Luckily, civil societies’ public awareness-raising responsibility receives a considerable boost from the Internet and social media technology. Additionally, because of the nature of security, public awareness circulates at a reasonably higher velocity than in other areas of civil society focus. Virtually everybody in Nigeria today is on the lookout for information and intelligence necessary for safety. But awareness does not crystallize into impactful actions. Civil society organizations are neglecting to mobilize the public to actively demand that those in authority do what is right about Nigeria’s insecurity situation. Practical civil disobedience has worked wonders in the past, dating back to the extraordinarily successful 1929 Aba women’s riot. We have also recently had the 2012 fuel subsidy protest, the 2015 #Bringbackourgirls movement, and the 2020 #Endsars campaign. The Nigerian public will undoubtedly be grateful if the civil society groups can mobilize them to achieve in the security front similar successes recorded in taming governments fuel hike addictions over the years. For instance, the public staged extraordinarily successful protests against the 614%, 361%, and 227% fuel price increases for 1993, 1994, and 1998 and achieved significant N3.25, N11, and N20 price reductions, respectively for those years.
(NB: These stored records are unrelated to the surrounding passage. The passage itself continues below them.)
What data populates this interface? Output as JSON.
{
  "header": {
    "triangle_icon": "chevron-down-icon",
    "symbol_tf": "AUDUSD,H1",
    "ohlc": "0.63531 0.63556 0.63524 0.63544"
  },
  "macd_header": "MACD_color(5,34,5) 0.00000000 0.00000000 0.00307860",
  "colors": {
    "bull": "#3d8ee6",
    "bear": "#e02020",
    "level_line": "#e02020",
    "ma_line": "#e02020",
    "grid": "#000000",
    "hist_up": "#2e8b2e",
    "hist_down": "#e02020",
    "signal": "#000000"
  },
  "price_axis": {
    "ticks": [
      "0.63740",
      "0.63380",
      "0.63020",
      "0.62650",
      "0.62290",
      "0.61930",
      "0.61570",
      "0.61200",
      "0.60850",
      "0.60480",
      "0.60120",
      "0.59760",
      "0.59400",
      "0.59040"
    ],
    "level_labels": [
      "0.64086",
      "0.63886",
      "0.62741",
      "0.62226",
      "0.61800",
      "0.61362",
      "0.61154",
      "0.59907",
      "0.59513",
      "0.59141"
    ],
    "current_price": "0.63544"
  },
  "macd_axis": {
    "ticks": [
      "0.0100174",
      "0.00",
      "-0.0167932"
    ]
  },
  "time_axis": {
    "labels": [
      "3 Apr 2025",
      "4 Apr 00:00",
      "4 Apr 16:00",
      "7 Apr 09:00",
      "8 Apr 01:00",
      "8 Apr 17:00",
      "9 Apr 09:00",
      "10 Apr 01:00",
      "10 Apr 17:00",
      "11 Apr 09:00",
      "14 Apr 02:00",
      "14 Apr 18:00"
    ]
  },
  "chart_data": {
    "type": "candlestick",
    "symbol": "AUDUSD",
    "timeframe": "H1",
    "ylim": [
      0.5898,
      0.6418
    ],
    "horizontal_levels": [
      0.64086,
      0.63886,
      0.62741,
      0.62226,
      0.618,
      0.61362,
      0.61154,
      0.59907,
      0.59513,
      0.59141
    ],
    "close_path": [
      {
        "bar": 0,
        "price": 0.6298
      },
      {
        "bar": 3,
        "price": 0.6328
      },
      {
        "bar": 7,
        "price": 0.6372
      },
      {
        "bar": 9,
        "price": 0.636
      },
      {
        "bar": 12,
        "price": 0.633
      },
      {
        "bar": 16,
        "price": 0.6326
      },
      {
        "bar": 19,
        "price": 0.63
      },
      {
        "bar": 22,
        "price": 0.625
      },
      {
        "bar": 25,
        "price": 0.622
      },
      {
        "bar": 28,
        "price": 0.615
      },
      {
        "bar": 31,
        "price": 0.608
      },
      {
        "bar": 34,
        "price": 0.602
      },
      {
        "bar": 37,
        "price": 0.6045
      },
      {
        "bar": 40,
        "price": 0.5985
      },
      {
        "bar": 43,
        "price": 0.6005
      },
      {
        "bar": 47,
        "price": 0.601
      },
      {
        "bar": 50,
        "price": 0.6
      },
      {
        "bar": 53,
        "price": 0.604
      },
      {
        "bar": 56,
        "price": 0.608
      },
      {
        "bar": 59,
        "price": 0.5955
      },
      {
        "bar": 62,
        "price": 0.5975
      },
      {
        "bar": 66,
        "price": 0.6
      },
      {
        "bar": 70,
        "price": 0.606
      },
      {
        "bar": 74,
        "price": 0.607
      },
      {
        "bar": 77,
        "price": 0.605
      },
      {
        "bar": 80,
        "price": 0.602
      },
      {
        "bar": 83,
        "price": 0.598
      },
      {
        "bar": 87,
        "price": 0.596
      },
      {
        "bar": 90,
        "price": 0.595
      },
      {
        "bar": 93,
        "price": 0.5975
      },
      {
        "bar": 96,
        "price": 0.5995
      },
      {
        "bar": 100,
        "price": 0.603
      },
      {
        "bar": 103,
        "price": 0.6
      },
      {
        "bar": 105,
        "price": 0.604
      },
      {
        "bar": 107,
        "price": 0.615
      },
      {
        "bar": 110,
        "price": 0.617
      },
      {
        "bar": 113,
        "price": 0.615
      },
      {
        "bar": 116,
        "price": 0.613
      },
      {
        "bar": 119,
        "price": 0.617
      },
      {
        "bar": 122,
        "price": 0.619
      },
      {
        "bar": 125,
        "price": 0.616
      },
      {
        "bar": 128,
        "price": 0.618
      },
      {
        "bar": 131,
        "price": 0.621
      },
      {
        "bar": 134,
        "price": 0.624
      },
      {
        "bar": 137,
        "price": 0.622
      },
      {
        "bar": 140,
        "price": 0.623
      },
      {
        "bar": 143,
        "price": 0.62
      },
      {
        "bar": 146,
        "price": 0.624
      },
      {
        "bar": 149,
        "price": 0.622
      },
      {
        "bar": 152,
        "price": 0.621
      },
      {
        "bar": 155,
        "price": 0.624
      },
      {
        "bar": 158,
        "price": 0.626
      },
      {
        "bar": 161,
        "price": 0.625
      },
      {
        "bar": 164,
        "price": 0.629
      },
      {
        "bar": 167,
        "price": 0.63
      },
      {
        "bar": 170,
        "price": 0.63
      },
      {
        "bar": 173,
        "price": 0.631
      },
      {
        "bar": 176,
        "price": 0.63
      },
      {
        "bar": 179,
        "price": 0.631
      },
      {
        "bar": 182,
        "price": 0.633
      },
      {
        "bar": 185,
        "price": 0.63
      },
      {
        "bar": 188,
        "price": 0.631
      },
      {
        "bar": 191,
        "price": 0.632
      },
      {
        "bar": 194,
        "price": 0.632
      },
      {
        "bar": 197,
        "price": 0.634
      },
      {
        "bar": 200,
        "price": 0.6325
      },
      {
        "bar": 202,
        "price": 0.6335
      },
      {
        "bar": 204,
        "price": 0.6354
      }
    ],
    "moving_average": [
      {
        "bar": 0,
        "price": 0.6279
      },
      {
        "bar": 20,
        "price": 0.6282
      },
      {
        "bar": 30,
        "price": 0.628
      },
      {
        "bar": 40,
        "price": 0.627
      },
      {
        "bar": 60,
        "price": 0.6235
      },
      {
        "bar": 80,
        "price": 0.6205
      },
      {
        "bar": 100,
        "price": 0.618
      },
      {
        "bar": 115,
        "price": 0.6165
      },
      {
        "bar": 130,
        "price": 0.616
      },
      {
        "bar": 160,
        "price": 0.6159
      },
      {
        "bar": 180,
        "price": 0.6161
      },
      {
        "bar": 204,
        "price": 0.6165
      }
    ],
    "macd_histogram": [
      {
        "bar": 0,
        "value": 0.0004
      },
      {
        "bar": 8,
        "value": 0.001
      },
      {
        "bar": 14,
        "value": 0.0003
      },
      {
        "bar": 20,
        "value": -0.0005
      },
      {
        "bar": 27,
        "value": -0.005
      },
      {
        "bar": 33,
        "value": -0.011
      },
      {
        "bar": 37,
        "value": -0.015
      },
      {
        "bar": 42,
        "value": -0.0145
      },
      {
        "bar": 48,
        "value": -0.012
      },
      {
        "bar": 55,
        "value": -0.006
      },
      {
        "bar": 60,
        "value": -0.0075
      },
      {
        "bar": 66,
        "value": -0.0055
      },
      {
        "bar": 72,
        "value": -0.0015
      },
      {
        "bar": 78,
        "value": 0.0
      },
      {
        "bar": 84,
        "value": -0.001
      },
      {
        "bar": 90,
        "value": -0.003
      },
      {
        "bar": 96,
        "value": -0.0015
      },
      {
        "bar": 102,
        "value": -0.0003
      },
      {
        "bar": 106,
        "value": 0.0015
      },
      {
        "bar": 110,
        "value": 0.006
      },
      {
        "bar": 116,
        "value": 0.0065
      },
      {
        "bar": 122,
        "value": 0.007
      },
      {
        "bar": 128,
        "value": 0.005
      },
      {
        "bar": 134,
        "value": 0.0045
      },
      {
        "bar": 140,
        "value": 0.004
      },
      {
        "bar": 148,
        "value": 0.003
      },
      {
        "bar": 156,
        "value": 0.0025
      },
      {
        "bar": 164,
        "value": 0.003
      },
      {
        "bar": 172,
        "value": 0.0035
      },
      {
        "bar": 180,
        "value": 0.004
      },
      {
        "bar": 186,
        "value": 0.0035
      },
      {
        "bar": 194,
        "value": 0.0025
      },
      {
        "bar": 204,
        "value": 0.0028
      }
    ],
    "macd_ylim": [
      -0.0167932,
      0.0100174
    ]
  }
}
Similar resistance greeted the year 2000, 50% fuel price increase. The 2012 protest was full-scale and across the country, forcing the government to reduce the proposed price increase to N97 instead of the N141 initially proposed. Whether the current core of civil society organizations cannot deliver this opposition magnitude on the insecurity arena is one puzzle begging for an urgent answer.
Finally, Nigeria and the world are watching how the civil society groups respond to the insecurity that is slowly swallowing the country. The Nigerian civil society has, over the years, demonstrated resoluteness and successfully dismantled military dictatorships. Yet, within its ranks are many organizations conducting activities that are antithetical to the goal of democracy and public welfare. Suppose the civil society community successfully mobilize and resurrect the tremendous capacity they deployed in challenging fuel price hikes. In that case, they can successfully bring the current government to act speedily and decisively in containing the insecurity in the country.